Research has shown that nearly 60% of us would consider taking on a contract role.
Contracting comes with a number of benefits, including: higher rate of pay (in some instances as much as double as a permament role), greater flexibility, increased variety in duties and greater opportunity for career advancement.
Contracting has traditionally been associated with the IT industry, however in the last 5 years it is becoming more common across other industries, particularly Construction and Engineering.
If you are thinking of moving from a permanent to a contract position or are looking for your next contract role, our tips will ensure you have a first rate CV.
Think like a recruiter
Write your CV for the reader and not for yourself. Recruiters or hiring managers need to be able to pick out key pieces of information fairly quickly as they often receive upwards to 50-60 CV’s per advert and don’t have the time to hunt through a CV for information.
You might think your CV will stand out more if it is put together in a stylised format, with images and stylish colourful text. It will stand out but for all the wrong reasons. It makes it difficult for the hiring manager to read and will lead to your CV been pushed to the bottom of the pile. Sticking to a formal CV format is perfectly acceptable.
Simplicity is the key
Many companies and agencies use software that allows them to upload CV’s straight into their database. This saves time for the recruiter as they don’t have to manually enter each candidate’s details.
But as with most technologies, they have their drawbacks. Something as simple as formatting a CV using text boxes can stop it from pulling this data out. It recognises text boxes as an image and not data, so valuable details could be missed.
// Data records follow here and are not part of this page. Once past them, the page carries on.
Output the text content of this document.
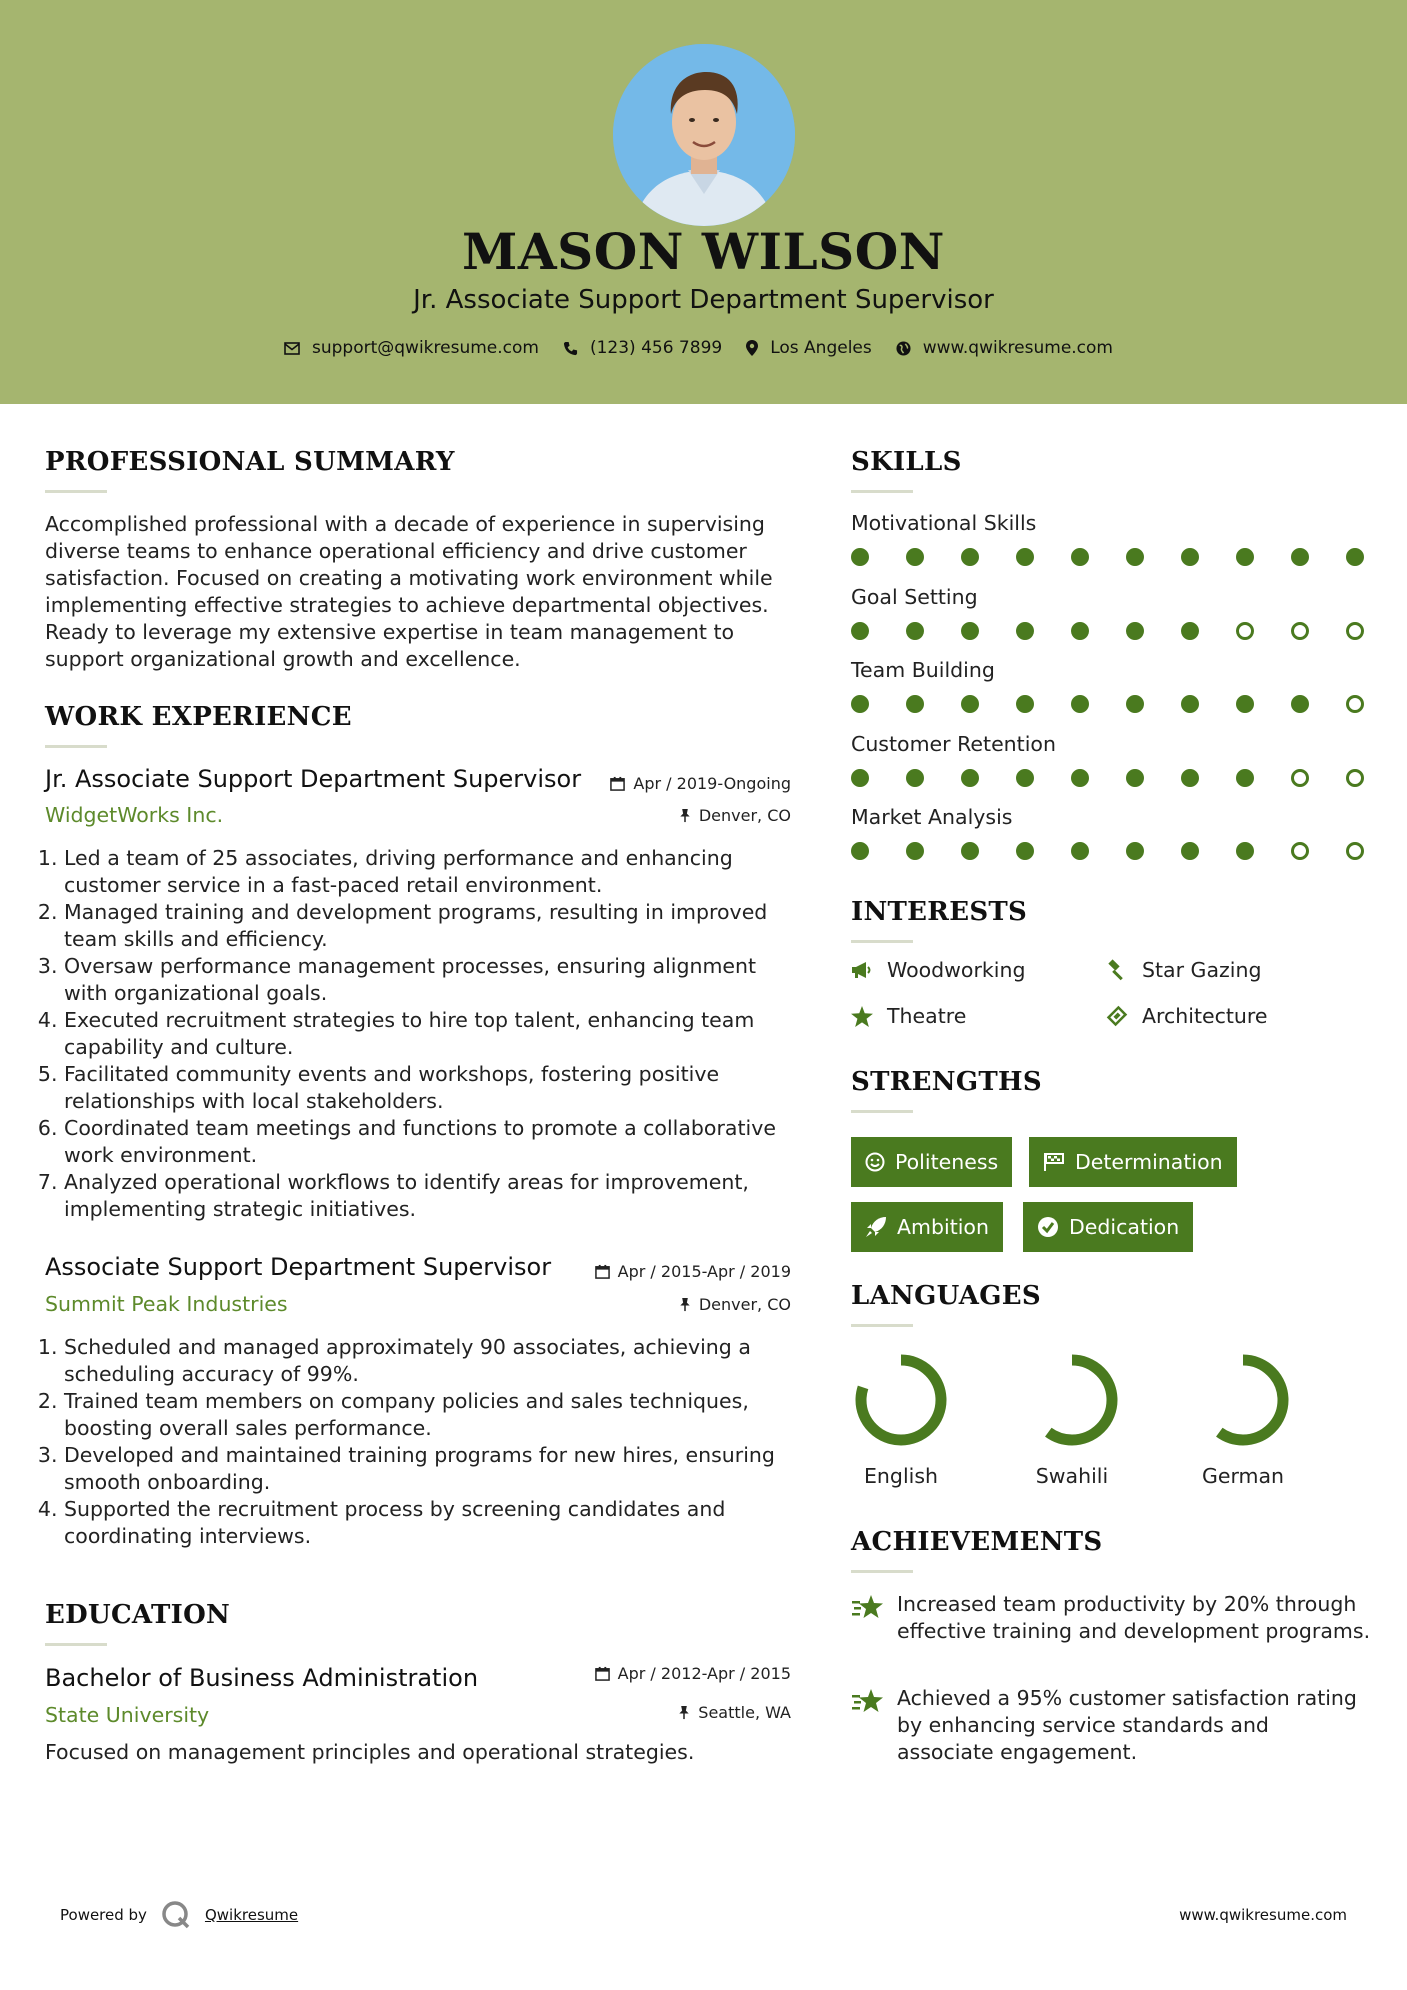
MASON WILSON
Jr. Associate Support Department Supervisor
support@qwikresume.com	(123) 456 7899	Los Angeles	www.qwikresume.com
PROFESSIONAL SUMMARY
Accomplished professional with a decade of experience in supervising diverse teams to enhance operational efficiency and drive customer satisfaction. Focused on creating a motivating work environment while implementing effective strategies to achieve departmental objectives. Ready to leverage my extensive expertise in team management to support organizational growth and excellence.
WORK EXPERIENCE
Jr. Associate Support Department Supervisor	Apr / 2019-Ongoing
WidgetWorks Inc.	Denver, CO
1. Led a team of 25 associates, driving performance and enhancing customer service in a fast-paced retail environment.
2. Managed training and development programs, resulting in improved team skills and efficiency.
3. Oversaw performance management processes, ensuring alignment with organizational goals.
4. Executed recruitment strategies to hire top talent, enhancing team capability and culture.
5. Facilitated community events and workshops, fostering positive relationships with local stakeholders.
6. Coordinated team meetings and functions to promote a collaborative work environment.
7. Analyzed operational workflows to identify areas for improvement, implementing strategic initiatives.
Associate Support Department Supervisor	Apr / 2015-Apr / 2019
Summit Peak Industries	Denver, CO
1. Scheduled and managed approximately 90 associates, achieving a scheduling accuracy of 99%.
2. Trained team members on company policies and sales techniques, boosting overall sales performance.
3. Developed and maintained training programs for new hires, ensuring smooth onboarding.
4. Supported the recruitment process by screening candidates and coordinating interviews.
EDUCATION
Bachelor of Business Administration	Apr / 2012-Apr / 2015
State University	Seattle, WA
Focused on management principles and operational strategies.
SKILLS
Motivational Skills
Goal Setting
Team Building
Customer Retention
Market Analysis
INTERESTS
Woodworking	Star Gazing
Theatre	Architecture
STRENGTHS
Politeness	Determination
Ambition	Dedication
LANGUAGES
English	Swahili	German
ACHIEVEMENTS
Increased team productivity by 20% through effective training and development programs.
Achieved a 95% customer satisfaction rating by enhancing service standards and associate engagement.
Powered by	Qwikresume	www.qwikresume.com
Anything that stops your CV from being processed is a barrier to you getting an interview. So the best rule is to stick to a simple word format.
Sell, sell, sell..
Sell yourself from the off. At the top of the CV include a strong ‘Personal Statement’ that highlights the wealth of experience you have and key personal skills that are related to examples.
Keep it short and to the point, a maximum of 150 words is recommended. This is between 6-8 lines, which is sufficient enough to engage the reader to find out more about you.
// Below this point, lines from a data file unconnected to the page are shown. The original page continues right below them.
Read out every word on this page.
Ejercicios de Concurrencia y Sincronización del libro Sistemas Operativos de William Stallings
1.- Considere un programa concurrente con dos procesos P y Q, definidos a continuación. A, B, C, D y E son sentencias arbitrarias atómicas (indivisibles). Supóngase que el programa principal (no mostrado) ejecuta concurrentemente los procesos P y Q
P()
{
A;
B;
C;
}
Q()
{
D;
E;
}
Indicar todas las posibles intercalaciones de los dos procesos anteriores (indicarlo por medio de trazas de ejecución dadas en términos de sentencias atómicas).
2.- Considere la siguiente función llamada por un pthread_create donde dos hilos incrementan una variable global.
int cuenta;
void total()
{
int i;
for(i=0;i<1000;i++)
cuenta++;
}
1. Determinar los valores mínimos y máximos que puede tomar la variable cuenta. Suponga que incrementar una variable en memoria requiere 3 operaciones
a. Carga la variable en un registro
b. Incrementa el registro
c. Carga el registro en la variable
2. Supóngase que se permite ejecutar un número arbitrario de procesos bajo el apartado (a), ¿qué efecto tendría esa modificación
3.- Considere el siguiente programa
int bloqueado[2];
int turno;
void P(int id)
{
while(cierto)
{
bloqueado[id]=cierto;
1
Avoid vague and over-used statements such as “a team player”. What does that really mean? Phrasing it as “confident in contributing ideas to team discussions” sounds more impressive.
Content is king
When you apply for permanent roles we are often told it is our past work history that matters most. With contracting roles what matters most is that you are able to demonstrate that you have the skills that match the role requirements. This is often referred to as a “skills based CV”.
Instead of listing your work history in chronological order, list the roles that you have had in order of priority that match the key requirements of the role you are applying for. For instance, if you are going for an Engineering job and the role requires you have had previous experience in Waste Management. List the details of previous roles (starting with the most recent) where you have had to use this.
This way the recruiter or hiring manager can quickly see that you have the relevant skills and experience that matches what they are looking for and it gives you as a candidate a greater chance of getting picked for an interview.